Giving Back

10/28/2020

I received a note from an online friend, telling me she was considering starting a small scholarship fund for underprivileged kids. Even as I write that word “underprivileged,’ it seems wrong. I’m not sure what distinguishes a privilege from a right. Regardless of the specific meaning of the words, no one should be denied an equal chance in this world. I think she used the term students of color. She added, she doesn’t have a lot of money, but more than she needs. When we hear on one side how wonderful the stock market is doing and how much money they are making, and on the other side how unemployed and needy families are making decisions between buying food and plying rent, it’s difficult to find some middle ground.
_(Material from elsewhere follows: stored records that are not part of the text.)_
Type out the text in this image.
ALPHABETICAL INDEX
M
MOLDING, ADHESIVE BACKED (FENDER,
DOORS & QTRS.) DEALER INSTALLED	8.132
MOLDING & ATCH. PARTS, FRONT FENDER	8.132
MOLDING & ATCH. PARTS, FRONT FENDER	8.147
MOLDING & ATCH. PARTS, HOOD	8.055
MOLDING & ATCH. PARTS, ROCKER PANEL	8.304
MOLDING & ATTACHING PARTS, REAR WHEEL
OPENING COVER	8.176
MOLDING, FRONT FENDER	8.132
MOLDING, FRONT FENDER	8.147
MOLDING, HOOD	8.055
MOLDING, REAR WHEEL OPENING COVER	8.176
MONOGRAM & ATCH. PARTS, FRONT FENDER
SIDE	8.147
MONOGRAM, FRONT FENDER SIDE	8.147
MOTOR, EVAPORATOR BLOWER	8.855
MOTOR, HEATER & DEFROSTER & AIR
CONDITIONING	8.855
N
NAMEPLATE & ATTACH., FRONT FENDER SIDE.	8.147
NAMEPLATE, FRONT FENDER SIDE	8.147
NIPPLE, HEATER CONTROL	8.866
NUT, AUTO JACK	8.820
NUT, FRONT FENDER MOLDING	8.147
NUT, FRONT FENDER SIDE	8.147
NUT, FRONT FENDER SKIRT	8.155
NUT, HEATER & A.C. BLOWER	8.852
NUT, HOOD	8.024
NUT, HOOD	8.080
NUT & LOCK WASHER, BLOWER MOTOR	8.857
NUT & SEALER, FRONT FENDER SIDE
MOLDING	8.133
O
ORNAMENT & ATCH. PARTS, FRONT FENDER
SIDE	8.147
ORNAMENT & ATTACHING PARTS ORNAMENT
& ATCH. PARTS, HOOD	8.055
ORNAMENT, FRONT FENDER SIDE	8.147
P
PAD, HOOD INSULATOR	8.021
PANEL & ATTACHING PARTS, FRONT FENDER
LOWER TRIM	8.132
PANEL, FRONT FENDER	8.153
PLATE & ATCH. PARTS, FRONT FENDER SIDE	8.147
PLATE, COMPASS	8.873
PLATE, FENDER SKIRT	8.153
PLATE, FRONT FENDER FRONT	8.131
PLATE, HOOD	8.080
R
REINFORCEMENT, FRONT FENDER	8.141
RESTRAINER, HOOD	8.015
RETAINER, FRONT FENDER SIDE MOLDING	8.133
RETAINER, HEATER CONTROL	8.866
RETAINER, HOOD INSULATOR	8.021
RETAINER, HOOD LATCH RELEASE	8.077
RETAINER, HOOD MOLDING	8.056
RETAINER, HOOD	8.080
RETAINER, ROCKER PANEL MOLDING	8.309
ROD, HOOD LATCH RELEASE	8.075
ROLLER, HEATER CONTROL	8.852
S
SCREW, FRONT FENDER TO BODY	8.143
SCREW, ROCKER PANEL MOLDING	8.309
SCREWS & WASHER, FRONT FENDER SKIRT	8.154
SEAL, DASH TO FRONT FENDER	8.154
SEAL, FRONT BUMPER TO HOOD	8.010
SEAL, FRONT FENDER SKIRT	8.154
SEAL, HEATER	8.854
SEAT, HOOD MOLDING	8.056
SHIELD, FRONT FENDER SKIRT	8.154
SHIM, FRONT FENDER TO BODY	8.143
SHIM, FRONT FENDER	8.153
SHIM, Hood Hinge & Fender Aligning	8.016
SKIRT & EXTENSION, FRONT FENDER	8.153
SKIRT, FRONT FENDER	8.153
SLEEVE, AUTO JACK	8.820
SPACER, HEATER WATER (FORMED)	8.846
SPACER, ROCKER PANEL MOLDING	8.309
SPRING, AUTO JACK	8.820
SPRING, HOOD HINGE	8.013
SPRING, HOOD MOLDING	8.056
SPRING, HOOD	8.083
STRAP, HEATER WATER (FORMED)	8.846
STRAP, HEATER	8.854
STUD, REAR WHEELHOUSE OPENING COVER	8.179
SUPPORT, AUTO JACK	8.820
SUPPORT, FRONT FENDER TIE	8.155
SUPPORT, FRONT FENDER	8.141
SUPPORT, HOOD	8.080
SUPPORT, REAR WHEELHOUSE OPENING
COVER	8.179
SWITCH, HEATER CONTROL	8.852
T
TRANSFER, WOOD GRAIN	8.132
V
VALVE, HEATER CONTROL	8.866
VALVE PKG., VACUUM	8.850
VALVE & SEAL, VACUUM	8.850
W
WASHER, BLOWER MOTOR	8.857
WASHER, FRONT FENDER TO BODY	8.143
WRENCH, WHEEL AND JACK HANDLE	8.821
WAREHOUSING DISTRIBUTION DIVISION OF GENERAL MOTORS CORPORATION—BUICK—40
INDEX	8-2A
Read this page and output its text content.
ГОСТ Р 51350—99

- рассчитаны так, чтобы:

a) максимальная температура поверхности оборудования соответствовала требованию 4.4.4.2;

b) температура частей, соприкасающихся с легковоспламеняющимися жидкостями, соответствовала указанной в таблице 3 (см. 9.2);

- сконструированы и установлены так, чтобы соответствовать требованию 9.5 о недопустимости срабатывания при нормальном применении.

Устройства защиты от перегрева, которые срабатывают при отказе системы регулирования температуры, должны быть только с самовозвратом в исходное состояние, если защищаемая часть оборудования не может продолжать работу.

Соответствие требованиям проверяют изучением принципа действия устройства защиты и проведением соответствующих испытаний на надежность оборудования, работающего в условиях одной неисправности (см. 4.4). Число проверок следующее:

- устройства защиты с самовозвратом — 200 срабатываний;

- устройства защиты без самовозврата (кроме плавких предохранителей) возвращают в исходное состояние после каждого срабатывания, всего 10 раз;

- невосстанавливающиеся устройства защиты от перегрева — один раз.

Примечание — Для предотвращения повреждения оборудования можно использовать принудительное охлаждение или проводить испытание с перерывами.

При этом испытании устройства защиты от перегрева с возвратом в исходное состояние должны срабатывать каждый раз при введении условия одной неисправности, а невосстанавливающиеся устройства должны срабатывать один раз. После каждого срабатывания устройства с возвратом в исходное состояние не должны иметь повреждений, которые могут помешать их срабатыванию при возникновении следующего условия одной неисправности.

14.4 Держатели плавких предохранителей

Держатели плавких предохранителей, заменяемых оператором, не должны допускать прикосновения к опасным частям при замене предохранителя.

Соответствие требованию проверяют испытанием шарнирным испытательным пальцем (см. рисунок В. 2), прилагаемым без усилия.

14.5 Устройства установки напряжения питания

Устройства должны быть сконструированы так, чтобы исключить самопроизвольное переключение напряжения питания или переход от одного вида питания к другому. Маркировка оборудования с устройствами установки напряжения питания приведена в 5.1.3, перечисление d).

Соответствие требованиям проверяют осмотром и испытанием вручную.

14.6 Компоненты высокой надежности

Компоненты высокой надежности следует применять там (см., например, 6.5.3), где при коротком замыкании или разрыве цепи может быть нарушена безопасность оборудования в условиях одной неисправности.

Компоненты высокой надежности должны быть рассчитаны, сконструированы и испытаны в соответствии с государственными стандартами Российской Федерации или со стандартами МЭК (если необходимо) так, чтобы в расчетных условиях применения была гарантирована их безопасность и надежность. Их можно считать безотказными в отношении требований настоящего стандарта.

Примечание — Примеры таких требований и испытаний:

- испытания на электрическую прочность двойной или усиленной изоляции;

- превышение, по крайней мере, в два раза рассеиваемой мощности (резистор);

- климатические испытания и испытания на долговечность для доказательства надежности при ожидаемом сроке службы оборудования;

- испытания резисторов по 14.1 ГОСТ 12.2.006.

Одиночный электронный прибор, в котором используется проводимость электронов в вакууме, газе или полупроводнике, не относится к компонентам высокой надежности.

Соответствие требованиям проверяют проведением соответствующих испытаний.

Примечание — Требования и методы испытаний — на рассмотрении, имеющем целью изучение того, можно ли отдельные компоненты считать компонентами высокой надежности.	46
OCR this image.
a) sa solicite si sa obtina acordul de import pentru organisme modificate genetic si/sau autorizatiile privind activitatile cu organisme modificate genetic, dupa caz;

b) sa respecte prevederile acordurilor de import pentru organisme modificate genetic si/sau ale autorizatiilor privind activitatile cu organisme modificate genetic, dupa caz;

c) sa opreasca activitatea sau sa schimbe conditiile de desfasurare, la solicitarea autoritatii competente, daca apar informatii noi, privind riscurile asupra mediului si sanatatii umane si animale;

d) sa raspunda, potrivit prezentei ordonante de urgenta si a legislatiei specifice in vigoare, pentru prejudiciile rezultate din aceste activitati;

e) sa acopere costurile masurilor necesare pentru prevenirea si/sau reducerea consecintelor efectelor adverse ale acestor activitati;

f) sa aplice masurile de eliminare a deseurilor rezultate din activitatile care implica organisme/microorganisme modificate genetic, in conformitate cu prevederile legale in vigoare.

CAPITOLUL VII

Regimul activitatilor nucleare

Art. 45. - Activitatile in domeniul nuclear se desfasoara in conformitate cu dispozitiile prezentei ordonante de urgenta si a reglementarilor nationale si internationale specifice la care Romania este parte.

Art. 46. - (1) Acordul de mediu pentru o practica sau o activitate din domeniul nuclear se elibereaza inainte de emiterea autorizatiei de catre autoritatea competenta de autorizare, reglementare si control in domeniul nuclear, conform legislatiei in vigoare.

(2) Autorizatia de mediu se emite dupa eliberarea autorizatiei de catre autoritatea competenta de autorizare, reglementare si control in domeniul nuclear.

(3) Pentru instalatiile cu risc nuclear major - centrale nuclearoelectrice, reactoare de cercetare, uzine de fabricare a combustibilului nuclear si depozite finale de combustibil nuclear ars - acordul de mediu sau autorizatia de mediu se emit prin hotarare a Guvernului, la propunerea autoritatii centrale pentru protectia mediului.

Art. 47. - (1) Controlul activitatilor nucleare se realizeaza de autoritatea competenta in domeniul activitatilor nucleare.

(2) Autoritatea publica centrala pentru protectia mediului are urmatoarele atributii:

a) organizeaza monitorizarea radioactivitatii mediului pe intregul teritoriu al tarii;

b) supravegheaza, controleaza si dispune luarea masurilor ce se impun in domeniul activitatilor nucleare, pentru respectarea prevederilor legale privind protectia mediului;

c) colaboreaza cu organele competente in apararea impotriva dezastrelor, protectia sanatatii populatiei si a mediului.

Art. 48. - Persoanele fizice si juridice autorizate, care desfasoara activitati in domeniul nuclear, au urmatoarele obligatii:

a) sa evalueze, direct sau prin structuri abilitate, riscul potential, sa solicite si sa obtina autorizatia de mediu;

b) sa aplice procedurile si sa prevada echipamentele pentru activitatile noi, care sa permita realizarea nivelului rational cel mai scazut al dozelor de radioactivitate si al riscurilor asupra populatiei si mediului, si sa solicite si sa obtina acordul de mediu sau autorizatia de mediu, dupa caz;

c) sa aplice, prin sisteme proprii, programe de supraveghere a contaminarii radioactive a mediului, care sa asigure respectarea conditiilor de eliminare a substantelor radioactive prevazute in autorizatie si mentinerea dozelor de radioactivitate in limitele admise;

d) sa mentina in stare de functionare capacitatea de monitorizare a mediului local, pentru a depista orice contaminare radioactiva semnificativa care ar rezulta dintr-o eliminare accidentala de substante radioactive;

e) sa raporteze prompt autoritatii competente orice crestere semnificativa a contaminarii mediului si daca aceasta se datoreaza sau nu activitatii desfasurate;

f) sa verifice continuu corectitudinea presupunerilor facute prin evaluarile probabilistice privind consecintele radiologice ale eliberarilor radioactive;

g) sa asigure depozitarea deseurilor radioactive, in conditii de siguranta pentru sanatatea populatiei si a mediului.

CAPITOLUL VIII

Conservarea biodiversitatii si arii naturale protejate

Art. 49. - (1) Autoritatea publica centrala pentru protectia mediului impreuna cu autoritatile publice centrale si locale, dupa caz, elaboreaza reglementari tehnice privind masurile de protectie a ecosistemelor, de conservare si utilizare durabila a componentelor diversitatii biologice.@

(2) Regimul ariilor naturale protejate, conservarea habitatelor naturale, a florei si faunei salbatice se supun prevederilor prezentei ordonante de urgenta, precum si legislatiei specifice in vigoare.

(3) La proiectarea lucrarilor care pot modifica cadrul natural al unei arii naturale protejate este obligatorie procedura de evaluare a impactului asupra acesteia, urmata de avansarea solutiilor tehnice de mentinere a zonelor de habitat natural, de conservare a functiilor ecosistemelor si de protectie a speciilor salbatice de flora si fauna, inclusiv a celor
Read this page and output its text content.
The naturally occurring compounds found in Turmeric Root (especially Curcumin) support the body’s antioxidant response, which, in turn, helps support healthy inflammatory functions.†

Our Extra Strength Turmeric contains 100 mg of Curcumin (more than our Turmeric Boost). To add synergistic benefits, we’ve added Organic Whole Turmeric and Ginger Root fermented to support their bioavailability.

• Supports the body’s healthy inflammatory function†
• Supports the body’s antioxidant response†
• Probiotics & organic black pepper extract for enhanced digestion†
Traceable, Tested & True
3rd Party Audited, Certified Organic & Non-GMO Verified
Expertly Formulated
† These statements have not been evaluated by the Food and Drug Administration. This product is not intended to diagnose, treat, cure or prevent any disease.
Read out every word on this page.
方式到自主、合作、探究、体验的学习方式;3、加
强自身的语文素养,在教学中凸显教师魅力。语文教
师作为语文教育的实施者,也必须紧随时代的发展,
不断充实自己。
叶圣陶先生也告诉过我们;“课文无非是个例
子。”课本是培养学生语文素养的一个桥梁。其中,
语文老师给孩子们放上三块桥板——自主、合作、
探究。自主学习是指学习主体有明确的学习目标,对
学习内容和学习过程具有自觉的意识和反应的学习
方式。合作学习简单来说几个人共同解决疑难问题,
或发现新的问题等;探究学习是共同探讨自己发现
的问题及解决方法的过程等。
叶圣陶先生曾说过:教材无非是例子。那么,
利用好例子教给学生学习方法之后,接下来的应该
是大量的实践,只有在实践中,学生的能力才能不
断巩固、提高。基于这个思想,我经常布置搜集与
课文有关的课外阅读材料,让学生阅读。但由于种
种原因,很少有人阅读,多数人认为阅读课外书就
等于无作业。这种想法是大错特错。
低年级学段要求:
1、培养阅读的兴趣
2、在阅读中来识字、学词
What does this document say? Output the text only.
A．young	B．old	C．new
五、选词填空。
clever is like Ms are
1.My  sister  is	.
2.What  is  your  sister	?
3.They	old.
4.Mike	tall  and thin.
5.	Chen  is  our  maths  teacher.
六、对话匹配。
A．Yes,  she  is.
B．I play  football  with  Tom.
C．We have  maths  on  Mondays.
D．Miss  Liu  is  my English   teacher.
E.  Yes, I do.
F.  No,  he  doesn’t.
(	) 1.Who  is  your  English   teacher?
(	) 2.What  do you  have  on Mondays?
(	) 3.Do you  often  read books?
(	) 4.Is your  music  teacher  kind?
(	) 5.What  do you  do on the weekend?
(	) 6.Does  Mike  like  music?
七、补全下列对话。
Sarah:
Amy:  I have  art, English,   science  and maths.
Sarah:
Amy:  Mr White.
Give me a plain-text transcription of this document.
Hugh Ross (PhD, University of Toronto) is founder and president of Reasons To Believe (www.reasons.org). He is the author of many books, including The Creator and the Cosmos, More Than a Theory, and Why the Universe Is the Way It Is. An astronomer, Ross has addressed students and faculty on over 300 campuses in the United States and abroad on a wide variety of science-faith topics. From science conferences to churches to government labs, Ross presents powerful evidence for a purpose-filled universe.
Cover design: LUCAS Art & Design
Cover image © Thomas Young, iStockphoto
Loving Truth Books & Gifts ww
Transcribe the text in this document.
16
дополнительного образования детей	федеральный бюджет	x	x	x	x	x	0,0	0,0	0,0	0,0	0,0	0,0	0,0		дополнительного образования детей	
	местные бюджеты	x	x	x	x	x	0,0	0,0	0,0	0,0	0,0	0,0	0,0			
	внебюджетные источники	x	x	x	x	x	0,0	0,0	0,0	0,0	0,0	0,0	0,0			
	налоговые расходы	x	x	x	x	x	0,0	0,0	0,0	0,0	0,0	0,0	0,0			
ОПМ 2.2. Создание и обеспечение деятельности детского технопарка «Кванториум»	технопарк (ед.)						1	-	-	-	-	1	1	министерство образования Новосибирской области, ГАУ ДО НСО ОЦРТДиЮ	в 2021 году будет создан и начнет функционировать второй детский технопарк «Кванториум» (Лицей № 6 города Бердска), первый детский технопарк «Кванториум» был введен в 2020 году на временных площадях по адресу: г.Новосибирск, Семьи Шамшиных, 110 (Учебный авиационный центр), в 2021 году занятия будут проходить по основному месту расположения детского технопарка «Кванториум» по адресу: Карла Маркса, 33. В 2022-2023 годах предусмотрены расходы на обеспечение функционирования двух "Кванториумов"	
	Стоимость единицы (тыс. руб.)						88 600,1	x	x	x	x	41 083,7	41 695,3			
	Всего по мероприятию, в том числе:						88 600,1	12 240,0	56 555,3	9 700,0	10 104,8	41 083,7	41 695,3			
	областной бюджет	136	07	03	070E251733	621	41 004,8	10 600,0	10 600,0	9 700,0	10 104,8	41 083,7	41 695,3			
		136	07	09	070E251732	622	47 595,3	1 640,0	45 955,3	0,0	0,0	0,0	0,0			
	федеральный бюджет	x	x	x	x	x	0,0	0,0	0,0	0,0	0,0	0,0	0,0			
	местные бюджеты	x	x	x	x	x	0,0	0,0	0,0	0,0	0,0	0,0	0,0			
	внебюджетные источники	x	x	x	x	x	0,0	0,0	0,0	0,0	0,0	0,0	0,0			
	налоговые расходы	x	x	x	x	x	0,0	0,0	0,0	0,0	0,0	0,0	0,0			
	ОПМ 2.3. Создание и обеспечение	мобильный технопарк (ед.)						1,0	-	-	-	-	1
And yet, I know it isn’t that hard, we as human beings know no person deserves suffering. I think of Mahatma Gandhi’s quote, “The world has enough for everyone’s need, but not enough for everyone’s greed.” It also brings to mind the old bumper sticker, “He who dies with the most toys, wins.” What an incredible dichotomy of thinking.

I realized this morning, I have for years plagiarized a quote I thought was original thinking. I never believed I was the first to say it but have assumed I held partial ownership. “I want to give back to life more than I have taken from it.” Something I’ve said more and more as I’ve grown older. I came across a line from some insignificant man that died in 1955. His name was Albert Einstein. This is what he unabashedly stole from me before I was born. “It is every man’s obligation to put back into the world at least the equivalent of what he takes out of it.” I will attempt to be magnanimous enough to give him some credit for his thought.

Because I woke up suddenly old a few years back, I tend to talk with and think like older people these days. Not to sound morbid, but getting older and knowing more life is behind me then is in front of me is a fact of life. It brings about more thoughts of what’s this life all about? I find myself asking, as do some of my friends, what do I do with what’s left of my life? My days of dreams of pitching a perfect game for the Yankees have passed. I will not be paid a million a year because of my management talent. I’m not going to sip Scotch at the celebration for my winning the Nobel Prize for Literature.

Still, I want the rest of my life to have some significance.

A remarkable teenage girl wrote this in the 1940s. “How wonderful it is that nobody need wait a single moment before starting to improve the world.” Her name was Anne Frank. What a wonderful, mature, and profound bit of wisdom to hold at such a young age.

There is an infinite laundry list of things I can give away without reducing my bank account one penny, without emptying my cupboard, or draining my energy: a kind word, a thank you, a smile, being a silly old man with a child, picking up a piece of glass on the desert floor, giving an honest compliment to someone who has tried, a pat on the head of my dogs, listening a little longer, judging a little less, using less water, walking more, driving less. The list is endless.

I will once again commit to myself to do what I can. To take less, to give more. It’s nothing original to me, thanks Albert for expressing it before I was born. Thanks, Kahlil Gibran, for telling me that, “Tenderness and kindness are not signs of weakness and despair, but manifestations of strength and resolution.”

One last thought. VOTE!  Vote for the candidates you support, no matter their political party. But you lose your right to complain if you don’t vote.

Go well, David

On a lighter note. “If you think you are too small to be effective, you have never been in bed with a mosquito.”    Betty Reese

Louie’s Book Bark!

Stones for Ibarra by Harriet Doerr is a small book of beauty. A couple move to a tiny village in Mexico to reopen a copper mine abandoned by the man’s grandfather. The two Americans, the only foreigners in Ibarra, live among people who both respect and misunderstand them. Gradually, the villagers – at first enigmas to the couple – come to teach them about life and fate. Doerr’s ability to create likeable, and memorable characters is reminiscent of Steinbeck. 

Louie gives it a four-bark endorsement.